There is an ugly underbelly to the odd-even traffic thinning in Delhi that is not getting much attention. The rich are dumping their drivers. In a city where nearly everyone with a car has a driver (they are literally accessories) and memsahibs get comically transported in toy cars sitting imperially at the back. These cars are often driven by young men surrendering hope and ambition for a dreary job because at least some money is coming in.
Now even that is in jeopardy. I am talking to three young men whose employers have cut their monthly wages by 50 percent. Even though it is only a trial period.
If the division comes to stay they will be perennially paid by day.
Says 25-year-old Rahul, "Sir told me 'Beta, you don’t drive on odd days, we have only one car. Why should I pay you for 30 days? If you don’t want to work we will find someone else.'"
He has been with them for over a year but that counts for nothing.
On this warm winter Wednesday in Delhi a clutch of drivers sit hunkered under a tree waiting for the call from the boss in this South Delhi so-called upscale colony. With an average salary of Rs 15,000 they are heatedly discussing the slash in salaries. I join them as a guest of Rahul’s. They all seem cut from the same cookie cutter, jeans, sandals, a muffler and an ill-fitting sweater. And all under 30 years.
The heat goes out of the debate because they have no ideas. One of them says he has overheard his employer discussing a link up with a neighbour so that they share one driver’s salary and sack the other. It is just a question of choosing one for the sacrifice. In our system, talking about domestics within their earshot is par for the course.
I ask them why they cannot complain or form a union. They look at me witheringly as if I come from another planet. Complain to whom? About what? They are getting 15 days work. So why would the boss pay for 30? Amazingly a few of the drivers actually understand the cruel logic of it.
Says Ravi, a slightly older version of the stereotype. “We won’t die of pollution, we’ll die of poverty.”
The others laugh dryly. Asokan, slightly older than the rest, sneers and lights up a cigarette to display his independence and disdain for me, in his eyes one of that thoughtless sahib log 'tribe'.
But their plight underscores an aspect largely ignored. They are running scared. Once private drivers get shafted how long will it be before companies and corporations begin retrenching their chauffeurs. Schools their bus drivers. The very rich dropping their three drivers to two. Delivery vans reducing their fleets. It all impacts.

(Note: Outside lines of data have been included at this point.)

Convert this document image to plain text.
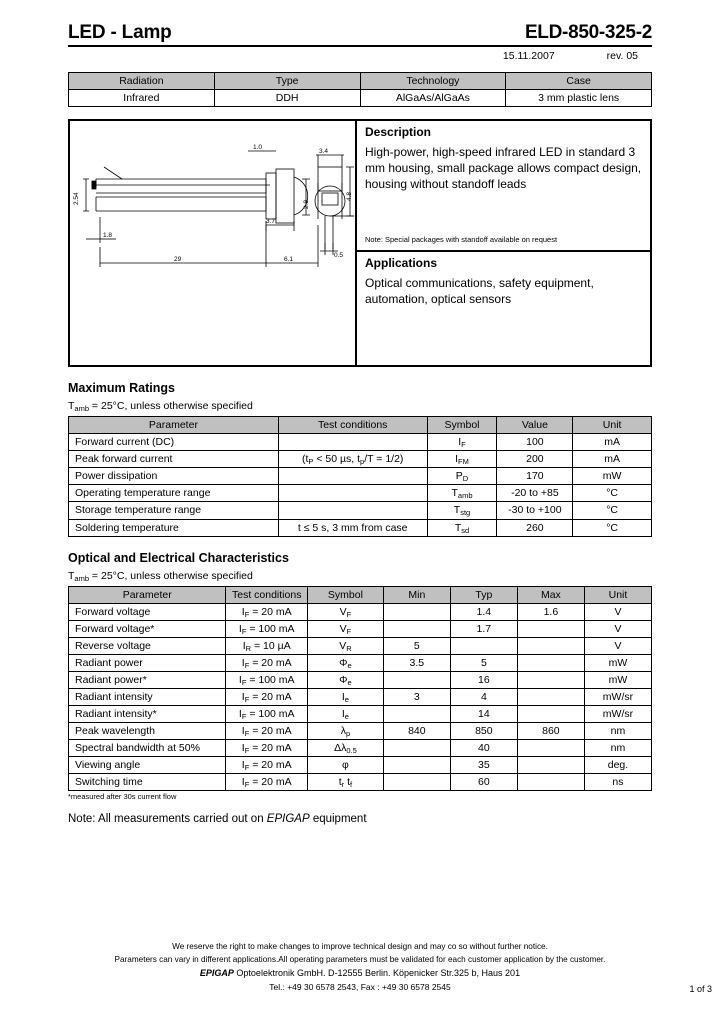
LED - Lamp	ELD-850-325-2
15.11.2007	rev. 05
Radiation	Type	Technology	Case
Infrared	DDH	AlGaAs/AlGaAs	3 mm plastic lens
2.54
1.8
29	6.1
3.7
1.0
2.8
3.4
4.8
0.5
Description
High-power, high-speed infrared LED in standard 3 mm housing, small package allows compact design, housing without standoff leads
Note: Special packages with standoff available on request
Applications
Optical communications, safety equipment, automation, optical sensors
Maximum Ratings
$T_{amb} = 25^\circ C$, unless otherwise specified
Parameter	Test conditions	Symbol	Value	Unit
Forward current (DC)		$I_F$	100	mA
Peak forward current	($t_P < 50$ µs, $t_p/T = 1/2$)	$I_{FM}$	200	mA
Power dissipation		$P_D$	170	mW
Operating temperature range		$T_{amb}$	-20 to +85	°C
Storage temperature range		$T_{stg}$	-30 to +100	°C
Soldering temperature	t ≤ 5 s, 3 mm from case	$T_{sd}$	260	°C
Optical and Electrical Characteristics
$T_{amb} = 25^\circ C$, unless otherwise specified
Parameter	Test conditions	Symbol	Min	Typ	Max	Unit
Forward voltage	$I_F = 20$ mA	$V_F$		1.4	1.6	V
Forward voltage*	$I_F = 100$ mA	$V_F$		1.7		V
Reverse voltage	$I_R = 10$ µA	$V_R$	5			V
Radiant power	$I_F = 20$ mA	$\Phi_e$	3.5	5		mW
Radiant power*	$I_F = 100$ mA	$\Phi_e$		16		mW
Radiant intensity	$I_F = 20$ mA	$I_e$	3	4		mW/sr
Radiant intensity*	$I_F = 100$ mA	$I_e$		14		mW/sr
Peak wavelength	$I_F = 20$ mA	$\lambda_p$	840	850	860	nm
Spectral bandwidth at 50%	$I_F = 20$ mA	$\Delta\lambda_{0.5}$		40		nm
Viewing angle	$I_F = 20$ mA	φ		35		deg.
Switching time	$I_F = 20$ mA	$t_r$ $t_f$		60		ns
*measured after 30s current flow
Note: All measurements carried out on EPIGAP equipment
We reserve the right to make changes to improve technical design and may co so without further notice.
Parameters can vary in different applications.All operating parameters must be validated for each customer application by the customer.
EPIGAP Optoelektronik GmbH. D-12555 Berlin. Köpenicker Str.325 b, Haus 201
Tel.: +49 30 6578 2543, Fax : +49 30 6578 2545	1 of 3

At a rough estimate there about 300,000 drivers in the city with the majority in the South Delhi province.
Add to that less profit for petrol stations and car washes with there being less cars and culling of staff numbers will occur. Mechanics will also suffer as there is 50 percent less wear and tear on vehicles. The tyre industry will witness a slow down as will spare parts.
Perhaps the goal is worth that risk of losing jobs but really, you cannot suddenly pay your driver half a salary, that is just not done.